なんでパーティーのリーダーでもある自分だけ知らなかったんだよ!ちゃんと教えてよ!!
「勇者、君は演技が出来ない人間だろう?」
「あ、いや、どうだろう…」
演技をしようとしてした事は無いけど、嘘を付くのは苦手かも。
「この計画は魔王側にバレたら一網打尽にされる危険性があった。だから黙っていたんだ。

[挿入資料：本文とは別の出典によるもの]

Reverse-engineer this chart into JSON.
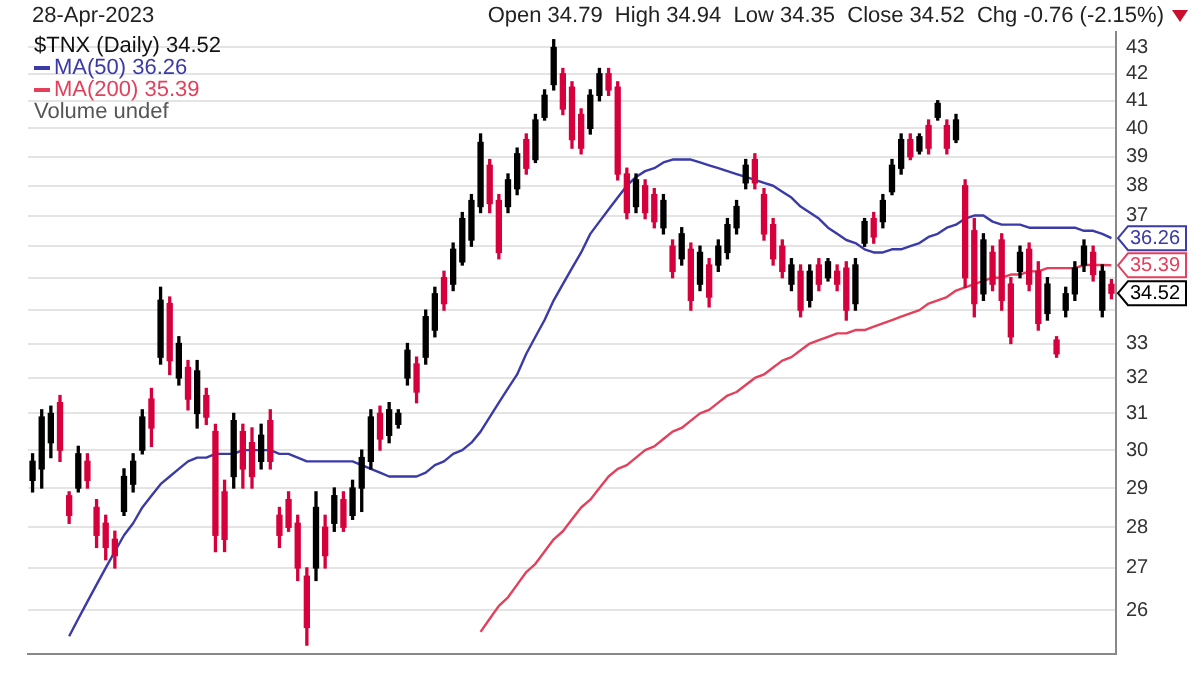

……不快にさせたのならすまない、謝る」
「い、いや、いいんだ…賢者(♂)が心配だっただけだから…」
「おー、勇者ちゃんと賢者(♂)ちゃんユウジョウー?」
「茶化しちゃダメですよ」
言いたい事は色々あるけど、賢者(♂)がそれならまあいいや。
それに賢者(♂)に謝られるのってなんかむず痒いし。
ガキーン!! ドゴォーン!! ウワー!!
「おのれ!こうなったら真の姿で!!」
賢者の出産が落ち着いても戦いはまだ終わっておらず、どうやら魔王が第二形態になる様だ。

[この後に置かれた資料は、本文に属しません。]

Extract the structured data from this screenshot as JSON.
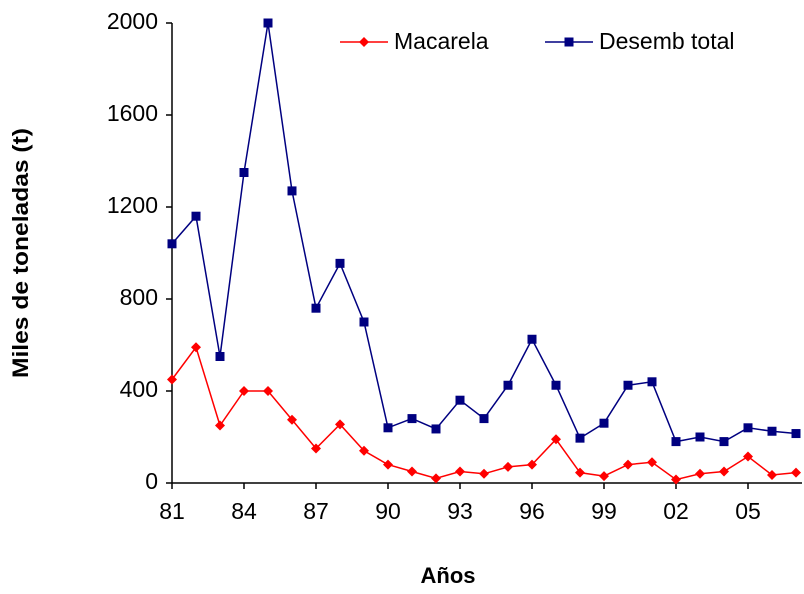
{
  "chart_data": {
    "type": "line",
    "x_label": "Años",
    "y_label": "Miles de toneladas (t)",
    "categories": [
      "81",
      null,
      null,
      "84",
      null,
      null,
      "87",
      null,
      null,
      "90",
      null,
      null,
      "93",
      null,
      null,
      "96",
      null,
      null,
      "99",
      null,
      null,
      "02",
      null,
      null,
      "05",
      null,
      null
    ],
    "series": [
      {
        "name": "Macarela",
        "color": "#ff0000",
        "marker": "diamond",
        "values": [
          450,
          590,
          250,
          400,
          400,
          275,
          150,
          255,
          140,
          80,
          50,
          20,
          50,
          40,
          70,
          80,
          190,
          45,
          30,
          80,
          90,
          15,
          40,
          50,
          115,
          35,
          45
        ]
      },
      {
        "name": "Desemb total",
        "color": "#000080",
        "marker": "square",
        "values": [
          1040,
          1160,
          550,
          1350,
          2000,
          1270,
          760,
          955,
          700,
          240,
          280,
          235,
          360,
          280,
          425,
          625,
          425,
          195,
          260,
          425,
          440,
          180,
          200,
          180,
          240,
          225,
          215
        ]
      }
    ],
    "ylim": [
      0,
      2000
    ],
    "yticks": [
      0,
      400,
      800,
      1200,
      1600,
      2000
    ],
    "grid": false,
    "legend": "top-right"
  }
}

前もって魔道師のおじいさんから魔王は真の姿があると教えてもらっている。ここからが本番だ。自分も戦いに参加しよう。
ズモモモモモモ ブゥン ジャキーン ブゥン ジャキーン ガガーッ
『さあ、おまえたちの、のうずいを、ぶちまけるがいい!!』
魔王は何倍にも大きくなり、腕が四本になってそれぞれ違う獲物を掲げている。
きっとこの大きさでも戦えるようにこの部屋は広いのだろう。
だけど、賢者(♂)とたった二人でここまで来れたのだ。仲間が全員揃っている今なら負ける気がしない!
ジャキン!!
先ほどみたいに賢者(♂)を守る為ではなく、今度は賢者(♂)と並び立って戦うために剣を構える。